As ARTnews As the magazine pointed out last week, we can thank Steven Spielberg's 1993 film. Jurassic Park for the booming dinosaur market. The initial phase culminated in 1997, only a few months after the film's continuation, The lost WorldSue was sold to Sotheby's for a record $ 8.36 million at the Field Museum in Chicago.
But the interest has hardly diminished. The recent Art Basel Miami included a special project called DeXtinction, organized by two mining companies, Avant Mining and Interprospekt, which included a 120 million year old mother and juvenile allosaurus, as well as a set of 39, well preserved dinosaur eggs dating from the Cretaceous period. millions of years.
According to New York PostIn the Six column, the exhibition drew the attention of Leonardo DiCaprio who, along with Nicolas Cage and Russell Crowe, has carved out a reputation as a collector.
And this is what worries palaeontologists who fear not only the loss of knowledge, but also the diminished appreciation of the work devoted to the discovery, search and reconstruction of a dinosaur skeleton as they become fashionable objects of interior decoration.

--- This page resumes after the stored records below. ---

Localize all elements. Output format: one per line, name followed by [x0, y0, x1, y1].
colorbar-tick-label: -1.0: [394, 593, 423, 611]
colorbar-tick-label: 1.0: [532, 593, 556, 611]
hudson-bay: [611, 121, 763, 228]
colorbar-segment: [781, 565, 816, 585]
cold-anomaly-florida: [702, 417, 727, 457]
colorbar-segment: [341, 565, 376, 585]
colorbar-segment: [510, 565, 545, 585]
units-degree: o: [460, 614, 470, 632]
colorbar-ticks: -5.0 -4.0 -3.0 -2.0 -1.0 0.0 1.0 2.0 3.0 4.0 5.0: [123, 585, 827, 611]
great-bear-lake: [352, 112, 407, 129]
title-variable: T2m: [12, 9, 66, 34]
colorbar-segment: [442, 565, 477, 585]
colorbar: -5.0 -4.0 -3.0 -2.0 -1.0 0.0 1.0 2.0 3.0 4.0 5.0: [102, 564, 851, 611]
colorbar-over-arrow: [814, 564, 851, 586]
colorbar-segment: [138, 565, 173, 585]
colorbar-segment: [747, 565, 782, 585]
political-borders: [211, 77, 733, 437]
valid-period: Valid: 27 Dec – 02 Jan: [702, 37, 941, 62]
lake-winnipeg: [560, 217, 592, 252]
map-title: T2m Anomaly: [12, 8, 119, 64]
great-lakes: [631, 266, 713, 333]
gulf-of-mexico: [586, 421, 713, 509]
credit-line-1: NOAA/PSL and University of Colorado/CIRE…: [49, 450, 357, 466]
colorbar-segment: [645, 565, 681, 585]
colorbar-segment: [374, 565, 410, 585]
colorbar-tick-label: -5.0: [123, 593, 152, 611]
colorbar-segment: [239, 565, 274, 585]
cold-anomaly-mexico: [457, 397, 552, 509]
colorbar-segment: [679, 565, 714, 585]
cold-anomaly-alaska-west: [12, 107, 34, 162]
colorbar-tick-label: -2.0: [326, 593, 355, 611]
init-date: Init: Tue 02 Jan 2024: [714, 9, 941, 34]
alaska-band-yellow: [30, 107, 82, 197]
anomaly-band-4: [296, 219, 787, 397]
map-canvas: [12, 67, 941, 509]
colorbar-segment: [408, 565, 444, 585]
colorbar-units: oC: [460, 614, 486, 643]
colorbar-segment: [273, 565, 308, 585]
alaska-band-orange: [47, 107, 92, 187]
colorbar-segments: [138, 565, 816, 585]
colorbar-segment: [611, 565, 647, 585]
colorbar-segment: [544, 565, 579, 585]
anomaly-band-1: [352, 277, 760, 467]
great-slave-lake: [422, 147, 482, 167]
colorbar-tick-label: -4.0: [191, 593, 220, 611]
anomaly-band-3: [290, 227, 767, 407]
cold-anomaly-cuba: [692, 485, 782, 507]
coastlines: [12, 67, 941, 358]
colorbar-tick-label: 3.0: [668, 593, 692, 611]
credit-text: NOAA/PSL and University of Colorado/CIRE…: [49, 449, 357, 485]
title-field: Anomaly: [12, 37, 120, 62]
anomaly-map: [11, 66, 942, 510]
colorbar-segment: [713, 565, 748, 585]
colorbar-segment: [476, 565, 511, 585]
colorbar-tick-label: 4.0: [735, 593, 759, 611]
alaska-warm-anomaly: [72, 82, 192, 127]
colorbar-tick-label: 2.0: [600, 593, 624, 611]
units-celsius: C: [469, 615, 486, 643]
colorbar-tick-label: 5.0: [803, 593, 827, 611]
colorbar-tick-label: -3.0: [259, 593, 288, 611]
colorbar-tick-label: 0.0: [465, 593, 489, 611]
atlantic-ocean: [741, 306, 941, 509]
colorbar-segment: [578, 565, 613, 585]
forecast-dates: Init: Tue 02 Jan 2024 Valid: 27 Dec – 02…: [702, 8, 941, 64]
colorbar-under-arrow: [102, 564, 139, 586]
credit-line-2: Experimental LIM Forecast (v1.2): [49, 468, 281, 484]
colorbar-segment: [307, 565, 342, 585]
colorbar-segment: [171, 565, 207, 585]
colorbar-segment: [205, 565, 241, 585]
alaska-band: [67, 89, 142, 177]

The collection of dinosaur fossils carries risks. In 2013, the skull of a tyrannosaurus bataar bought by Nicolas Cage, 67 million years old, was the subject of an investigation into smuggling. Cage had bought it at a California auction, beating DiCaprio with a bid of $ 276,000. It was subsequently discovered that the skull had been obtained from Eric Prokopi, a "commercial paleontologist" who had described it as such and who had previously pleaded guilty to illegally importing fossils from Mongolia and China. from China.
The looted skull was eventually sent back to Mongolia.
All of this still serves to alarm active palaeontologists, who fear that institutions will no longer be listed and that important specimens will be lost to private collections. Badgley reports specimens from the Green River Formation in Colorado, Wyoming and Utah, some of which are some of the earliest known Bataar fossil specimens. "Overall, bat fossils are extremely rare, and even though half of this very early period is in private collections, it's a huge amount of really important information that's lost," says -she.
Badgley's message to collectors is simple: collect by all means, but avoid unique specimens.
"There is no close link between expensive trophy specimens and the increase in paleontological science. Rather, they are perceived more for their scarcity and economic value than for their scientific information. People do not have to be interested in paleontology by having a unique specimen that is theirs and theirs alone. "
According to her, "people are often just as happy about something very common".